Déguisé en étude de mœurs (la vie quotidienne d’émigrés chiliens, où se trame aussi dans la notion de l’émigré la figure archétypique et omniprésente chez Aira du monstre), Les fantômes est avant tout une machine-processus en marche, dans la grande tradition d’un Raymond Roussel (le procédé chez Aira est toujours à découvert, ce qui chez lui n’est pas synonyme de volonté démonstrative, mais a plutôt valeur de performance). Ecrit en 1987 - année charnière dans le corpus de notre auteur, où il écrira pas moins de quatre chef d’œuvre, année qui fait suite à trois ans de non écriture et où s’instaure définitivement le procédé airaien (trois à quatre livres par an, rarement plus de cent pages) – ce roman est aussi, sous la forme d’un pastiche caché, une manière provocatrice de se positionner dans le canon argentin. Le lecteur attentif et connaisseur de la littérature rioplatense y découvrira en effet les traces d’une réécriture secrète et moqueuse d’un livre central da la modernité littéraire argentine : Les grands paradis de Juan José Saer (1974) [2].
Au moment où Aira écrit son roman, Saer commence - en compagnie de la grande « bête noire » d’Aira, Ricardo Piglia, qui à ses yeux représente l’image honnie de l’intellectuel officiel - à s’imposer définitivement comme figure majeure, incontournable. Les grands paradis, roman magistral s’il en est, est aussi le livre le plus difficile, le plus radical, et par là le plus volontariste, écrit par Saer, où il reprend et pousse très loin certains procédés hérités du nouveau roman. Saer est par nature l’écrivain « sérieux » qui écrit à l’ombre revendiqué des grands maîtres pour se faire lui aussi sa place dans le canon littéraire. Aira, en reprenant et dynamitant par l’absurde dans Les fantômes la construction et la plupart des situations du roman de Saer, se positionne à l’opposé des ambitions saeriennes. Il y revendique comme jamais son goût du « frivole », de la légèreté, comme autant de place laissé à l’invention, à la poésie. Là où l’on considère qu’un grand auteur, s’il se veut novateur, se doit d’être difficile à lire, lui choisi l’angle inverse.
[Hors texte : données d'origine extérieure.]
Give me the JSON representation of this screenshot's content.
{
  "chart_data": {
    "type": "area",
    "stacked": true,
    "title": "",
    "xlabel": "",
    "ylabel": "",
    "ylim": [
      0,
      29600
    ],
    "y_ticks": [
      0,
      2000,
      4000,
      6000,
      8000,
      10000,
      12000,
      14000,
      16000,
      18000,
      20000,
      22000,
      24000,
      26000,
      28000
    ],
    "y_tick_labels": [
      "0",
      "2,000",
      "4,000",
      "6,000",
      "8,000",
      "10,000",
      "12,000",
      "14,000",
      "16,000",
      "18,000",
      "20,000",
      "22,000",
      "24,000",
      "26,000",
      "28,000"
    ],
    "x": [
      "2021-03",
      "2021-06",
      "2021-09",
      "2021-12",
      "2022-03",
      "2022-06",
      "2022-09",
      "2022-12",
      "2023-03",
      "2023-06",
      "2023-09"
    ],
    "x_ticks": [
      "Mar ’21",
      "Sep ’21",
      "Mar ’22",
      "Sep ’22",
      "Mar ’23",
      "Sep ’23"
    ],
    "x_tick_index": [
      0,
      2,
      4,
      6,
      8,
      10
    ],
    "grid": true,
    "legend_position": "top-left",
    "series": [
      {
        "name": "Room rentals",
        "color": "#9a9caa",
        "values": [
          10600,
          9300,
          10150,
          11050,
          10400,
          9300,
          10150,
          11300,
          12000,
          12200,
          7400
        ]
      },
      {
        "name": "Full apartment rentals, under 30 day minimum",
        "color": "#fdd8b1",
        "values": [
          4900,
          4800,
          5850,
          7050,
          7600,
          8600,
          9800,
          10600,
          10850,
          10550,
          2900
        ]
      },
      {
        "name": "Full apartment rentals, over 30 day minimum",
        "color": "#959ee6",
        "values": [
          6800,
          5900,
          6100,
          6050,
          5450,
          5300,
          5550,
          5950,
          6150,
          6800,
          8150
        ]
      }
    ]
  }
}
Parmi les multiples parallélismes possibles entre les deux livres, il y en a un qui me semble particulièrement révélateur : la place de l’enfant dans le récit. Dans le roman de Saer, nous est conté en « temps réel » un 31 décembre marqué pour la famille protagoniste (pauvre comme dans le livre d’Aira) par l’absence de l’enfant, mort prématurément. Dans Les fantômes au contraire, ceux-ci pullulent littéralement, comme autant d’incarnations miniatures du monstre airaien. L’enfant, chez Aira, c’est quelque part le double de l’auteur, celui qui exécute ses procédés dans la vraie vie : l’invention délirante arbitraire et continue, la frivolité, le goût du jeu, l’inconscience totale de la notion de perfection, autant de signes qui font de la présence de l’enfant une manifestation directe du littéraire vécu comme caprice, comme joie. Les grands paradis, pour aussi fascinant et magistral qu’il soit, est un livre par moments pénible à lire, qui joue avec les nerfs du lecteur. Les fantômes, c’est l’expérience inverse : la lecture comme plaisir instantané, immédiat. Presque sans conséquences pourrait-on dire, s’il n’y avait la présence d’une poétique forte en action.
[1] César Aira Copi [Beatriz Viterbo Editora, Rosario, Argentine 1990]
[2] Juan José Saer Les grands paradis [Traduction Laure Guille-Bataillon, Flammarion 1981] Bien que le livre soit malheureusement épuisé, on le trouvera facilement d'occasion sur le net.